Better data sharing ‘could boost social-care prevention’

Councils and the NHS should be sharing data more effectively to better predict which residents are most likely to need “intensive social care” according to health think-tank the Nuffield Trust.

Trust researchers built on existing NHS models for predicting those likely to need hospital care to create a tool for using NHS and council data to do the same for social care.

Now they are calling for better data linking between councils and the NHS and  a round of pilots to test out new prediction models.

Martin Bardsley, head of research at the trust, said that better linking information about patients offered real potential to improve the quality of care patients received and make better use of preventative services.

“The prize is not only greater independence for older people, but also significant potential cost savings for health and social care budgets – critical as UK public services enter a period of constrained funding,” he said.

“At a time when personalisation of care and individual budgets are seen as important, the need to collect and analyse this sort of information is ever more pressing.

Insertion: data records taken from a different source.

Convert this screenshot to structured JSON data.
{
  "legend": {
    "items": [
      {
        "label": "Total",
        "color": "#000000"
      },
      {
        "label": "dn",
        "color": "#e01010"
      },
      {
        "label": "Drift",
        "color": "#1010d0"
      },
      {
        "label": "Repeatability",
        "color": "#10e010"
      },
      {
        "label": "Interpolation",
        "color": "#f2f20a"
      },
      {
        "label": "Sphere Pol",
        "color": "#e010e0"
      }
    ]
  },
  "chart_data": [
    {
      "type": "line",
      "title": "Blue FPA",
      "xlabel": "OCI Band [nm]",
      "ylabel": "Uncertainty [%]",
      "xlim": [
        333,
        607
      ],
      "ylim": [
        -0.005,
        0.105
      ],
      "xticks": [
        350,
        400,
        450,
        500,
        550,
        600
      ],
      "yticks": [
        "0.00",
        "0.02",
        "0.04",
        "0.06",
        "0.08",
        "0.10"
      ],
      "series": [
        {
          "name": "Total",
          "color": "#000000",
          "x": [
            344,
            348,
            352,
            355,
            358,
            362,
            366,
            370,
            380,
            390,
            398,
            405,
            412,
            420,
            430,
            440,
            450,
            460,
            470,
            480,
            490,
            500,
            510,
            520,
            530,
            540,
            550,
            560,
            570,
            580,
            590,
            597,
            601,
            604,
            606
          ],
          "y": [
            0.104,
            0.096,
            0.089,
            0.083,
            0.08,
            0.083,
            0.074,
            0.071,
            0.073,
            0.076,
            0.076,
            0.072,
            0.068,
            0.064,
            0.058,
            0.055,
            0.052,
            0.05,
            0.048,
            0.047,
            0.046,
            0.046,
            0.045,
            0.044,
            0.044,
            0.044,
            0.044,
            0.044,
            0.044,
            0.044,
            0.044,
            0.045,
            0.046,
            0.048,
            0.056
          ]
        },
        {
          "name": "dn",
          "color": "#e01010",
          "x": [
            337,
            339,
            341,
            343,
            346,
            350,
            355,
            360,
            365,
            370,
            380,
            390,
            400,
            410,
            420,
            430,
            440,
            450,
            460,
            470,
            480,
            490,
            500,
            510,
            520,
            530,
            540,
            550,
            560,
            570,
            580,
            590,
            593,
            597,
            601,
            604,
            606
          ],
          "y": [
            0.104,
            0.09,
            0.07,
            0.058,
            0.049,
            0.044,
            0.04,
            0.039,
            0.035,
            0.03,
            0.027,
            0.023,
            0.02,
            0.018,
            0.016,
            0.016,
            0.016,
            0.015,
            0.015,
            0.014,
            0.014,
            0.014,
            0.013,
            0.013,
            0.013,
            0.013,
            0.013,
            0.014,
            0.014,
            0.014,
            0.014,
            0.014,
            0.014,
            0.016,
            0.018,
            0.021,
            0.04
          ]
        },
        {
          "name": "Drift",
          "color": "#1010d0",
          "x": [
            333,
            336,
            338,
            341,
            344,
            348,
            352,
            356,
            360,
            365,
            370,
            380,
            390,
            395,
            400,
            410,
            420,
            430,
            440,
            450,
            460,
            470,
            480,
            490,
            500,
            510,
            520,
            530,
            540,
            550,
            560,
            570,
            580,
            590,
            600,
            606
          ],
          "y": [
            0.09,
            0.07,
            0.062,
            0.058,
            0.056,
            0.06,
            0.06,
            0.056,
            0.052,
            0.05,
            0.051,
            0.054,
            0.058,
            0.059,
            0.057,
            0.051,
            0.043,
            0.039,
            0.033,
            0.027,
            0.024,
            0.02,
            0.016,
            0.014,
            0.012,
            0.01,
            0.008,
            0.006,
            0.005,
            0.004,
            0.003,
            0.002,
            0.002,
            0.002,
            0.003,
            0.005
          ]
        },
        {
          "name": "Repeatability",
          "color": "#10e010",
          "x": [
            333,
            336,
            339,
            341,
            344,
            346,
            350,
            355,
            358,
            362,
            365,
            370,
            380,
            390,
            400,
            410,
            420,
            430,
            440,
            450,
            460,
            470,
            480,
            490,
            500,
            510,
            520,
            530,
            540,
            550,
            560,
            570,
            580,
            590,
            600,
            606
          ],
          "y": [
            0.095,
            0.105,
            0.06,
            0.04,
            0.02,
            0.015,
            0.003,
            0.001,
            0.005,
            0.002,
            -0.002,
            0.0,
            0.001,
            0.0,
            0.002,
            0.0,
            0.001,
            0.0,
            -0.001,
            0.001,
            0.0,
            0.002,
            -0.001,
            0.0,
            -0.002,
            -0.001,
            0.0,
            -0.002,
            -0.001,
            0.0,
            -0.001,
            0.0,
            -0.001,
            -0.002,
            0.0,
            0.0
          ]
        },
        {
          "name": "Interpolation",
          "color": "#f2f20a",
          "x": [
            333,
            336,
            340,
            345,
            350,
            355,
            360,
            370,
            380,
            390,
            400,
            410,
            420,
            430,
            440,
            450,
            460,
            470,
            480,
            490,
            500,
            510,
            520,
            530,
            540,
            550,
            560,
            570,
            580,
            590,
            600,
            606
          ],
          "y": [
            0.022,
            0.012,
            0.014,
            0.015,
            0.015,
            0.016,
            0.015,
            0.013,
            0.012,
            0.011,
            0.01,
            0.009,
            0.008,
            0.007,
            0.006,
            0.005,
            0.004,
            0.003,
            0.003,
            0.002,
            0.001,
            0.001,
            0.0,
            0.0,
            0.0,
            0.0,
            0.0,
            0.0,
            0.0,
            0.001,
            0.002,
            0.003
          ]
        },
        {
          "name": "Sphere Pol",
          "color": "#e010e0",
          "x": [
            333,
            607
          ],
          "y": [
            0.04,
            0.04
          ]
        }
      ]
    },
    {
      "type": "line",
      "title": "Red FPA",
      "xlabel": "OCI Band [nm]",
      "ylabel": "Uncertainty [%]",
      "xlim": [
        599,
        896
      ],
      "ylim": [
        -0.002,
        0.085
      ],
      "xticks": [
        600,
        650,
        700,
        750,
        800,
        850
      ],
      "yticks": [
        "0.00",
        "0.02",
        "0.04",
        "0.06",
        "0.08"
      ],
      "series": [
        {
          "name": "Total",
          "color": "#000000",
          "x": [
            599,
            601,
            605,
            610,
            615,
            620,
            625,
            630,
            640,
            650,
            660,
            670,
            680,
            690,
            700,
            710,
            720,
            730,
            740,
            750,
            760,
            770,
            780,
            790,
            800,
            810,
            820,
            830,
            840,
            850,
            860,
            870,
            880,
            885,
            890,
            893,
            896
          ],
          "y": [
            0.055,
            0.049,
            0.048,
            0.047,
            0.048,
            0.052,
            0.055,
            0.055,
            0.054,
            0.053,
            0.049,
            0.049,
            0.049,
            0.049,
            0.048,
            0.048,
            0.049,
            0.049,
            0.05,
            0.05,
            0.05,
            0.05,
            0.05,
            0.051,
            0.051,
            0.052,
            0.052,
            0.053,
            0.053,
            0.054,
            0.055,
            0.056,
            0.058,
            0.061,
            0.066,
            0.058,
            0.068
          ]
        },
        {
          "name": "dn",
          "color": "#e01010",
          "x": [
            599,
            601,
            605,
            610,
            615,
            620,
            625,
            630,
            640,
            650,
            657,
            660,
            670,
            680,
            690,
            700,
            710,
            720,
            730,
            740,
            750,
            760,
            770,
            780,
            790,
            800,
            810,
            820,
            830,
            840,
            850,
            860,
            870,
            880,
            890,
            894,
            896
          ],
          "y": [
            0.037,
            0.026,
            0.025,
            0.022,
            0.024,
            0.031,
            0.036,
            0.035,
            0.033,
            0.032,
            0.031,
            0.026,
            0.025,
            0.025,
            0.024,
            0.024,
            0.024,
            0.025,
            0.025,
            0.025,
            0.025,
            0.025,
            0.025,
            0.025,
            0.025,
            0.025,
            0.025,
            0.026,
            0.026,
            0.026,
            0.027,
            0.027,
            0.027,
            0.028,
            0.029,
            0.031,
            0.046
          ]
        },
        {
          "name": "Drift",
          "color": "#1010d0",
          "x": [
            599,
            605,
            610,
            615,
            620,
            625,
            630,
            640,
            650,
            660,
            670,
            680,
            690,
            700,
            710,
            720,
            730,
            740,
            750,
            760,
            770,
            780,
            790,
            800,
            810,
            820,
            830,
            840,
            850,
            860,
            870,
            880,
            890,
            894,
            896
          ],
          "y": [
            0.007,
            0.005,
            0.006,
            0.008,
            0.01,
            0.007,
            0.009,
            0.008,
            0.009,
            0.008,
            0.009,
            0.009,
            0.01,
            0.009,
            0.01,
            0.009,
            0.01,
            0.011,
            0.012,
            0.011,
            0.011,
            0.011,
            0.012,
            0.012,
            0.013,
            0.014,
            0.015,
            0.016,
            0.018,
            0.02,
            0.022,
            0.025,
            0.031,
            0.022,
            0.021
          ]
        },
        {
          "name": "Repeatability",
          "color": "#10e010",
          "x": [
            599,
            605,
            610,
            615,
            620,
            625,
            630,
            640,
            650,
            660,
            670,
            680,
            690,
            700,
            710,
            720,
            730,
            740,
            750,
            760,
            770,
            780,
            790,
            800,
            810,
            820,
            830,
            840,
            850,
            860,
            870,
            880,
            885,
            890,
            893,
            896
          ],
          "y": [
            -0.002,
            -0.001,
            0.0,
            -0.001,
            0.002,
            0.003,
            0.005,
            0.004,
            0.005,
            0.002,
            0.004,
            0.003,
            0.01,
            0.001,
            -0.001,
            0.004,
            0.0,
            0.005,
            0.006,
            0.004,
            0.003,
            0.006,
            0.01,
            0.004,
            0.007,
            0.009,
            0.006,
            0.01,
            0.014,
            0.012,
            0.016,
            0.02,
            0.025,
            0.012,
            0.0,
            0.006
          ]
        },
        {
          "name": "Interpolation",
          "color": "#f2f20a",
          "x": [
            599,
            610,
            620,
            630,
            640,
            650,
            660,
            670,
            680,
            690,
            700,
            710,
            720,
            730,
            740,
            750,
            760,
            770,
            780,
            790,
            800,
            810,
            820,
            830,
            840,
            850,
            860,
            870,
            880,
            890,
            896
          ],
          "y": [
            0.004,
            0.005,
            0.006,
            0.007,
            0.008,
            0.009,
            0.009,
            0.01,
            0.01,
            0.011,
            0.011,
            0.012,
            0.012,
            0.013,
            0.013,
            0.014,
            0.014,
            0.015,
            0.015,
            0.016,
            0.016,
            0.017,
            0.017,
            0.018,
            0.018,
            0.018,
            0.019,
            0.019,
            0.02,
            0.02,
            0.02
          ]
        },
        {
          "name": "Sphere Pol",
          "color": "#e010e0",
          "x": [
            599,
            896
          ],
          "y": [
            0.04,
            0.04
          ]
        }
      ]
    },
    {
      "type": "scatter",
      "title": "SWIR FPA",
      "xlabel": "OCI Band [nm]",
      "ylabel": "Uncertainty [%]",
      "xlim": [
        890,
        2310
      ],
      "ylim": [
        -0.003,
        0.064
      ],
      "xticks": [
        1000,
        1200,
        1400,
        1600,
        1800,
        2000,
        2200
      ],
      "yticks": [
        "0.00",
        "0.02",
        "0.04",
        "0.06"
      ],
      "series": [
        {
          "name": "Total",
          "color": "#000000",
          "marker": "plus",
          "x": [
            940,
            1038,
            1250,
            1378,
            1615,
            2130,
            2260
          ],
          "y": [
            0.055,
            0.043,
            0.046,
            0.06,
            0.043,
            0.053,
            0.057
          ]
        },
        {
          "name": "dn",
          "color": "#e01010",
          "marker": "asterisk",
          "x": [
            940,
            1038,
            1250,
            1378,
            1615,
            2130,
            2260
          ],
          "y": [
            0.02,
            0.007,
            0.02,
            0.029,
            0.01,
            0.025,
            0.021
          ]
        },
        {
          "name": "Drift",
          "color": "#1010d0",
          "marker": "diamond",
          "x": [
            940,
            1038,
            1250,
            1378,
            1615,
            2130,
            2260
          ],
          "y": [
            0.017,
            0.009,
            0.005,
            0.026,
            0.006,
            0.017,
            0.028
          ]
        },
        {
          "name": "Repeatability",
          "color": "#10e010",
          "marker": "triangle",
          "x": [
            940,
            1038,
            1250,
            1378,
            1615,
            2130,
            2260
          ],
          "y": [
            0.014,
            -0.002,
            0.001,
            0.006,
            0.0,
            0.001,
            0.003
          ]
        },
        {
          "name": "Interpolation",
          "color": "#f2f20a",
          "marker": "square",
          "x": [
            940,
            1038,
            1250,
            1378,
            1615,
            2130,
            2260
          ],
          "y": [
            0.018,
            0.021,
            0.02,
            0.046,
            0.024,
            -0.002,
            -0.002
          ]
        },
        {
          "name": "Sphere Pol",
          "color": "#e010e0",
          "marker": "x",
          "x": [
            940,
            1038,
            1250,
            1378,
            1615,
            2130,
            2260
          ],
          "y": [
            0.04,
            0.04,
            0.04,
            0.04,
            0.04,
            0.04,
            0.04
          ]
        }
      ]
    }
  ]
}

“This work also highlights the need to improve the way we link information from health and social services in order to understand better peoples pathways through care.”

Among the recommendations for future work that Dr Bardsley’s team came up with were:

    * Establishing clearer national protocols for the sharing of data between the NHS and councils; and
    * Improving the way social care data is recorded and coded so that more meaningful comparisons between health and social care data can be made.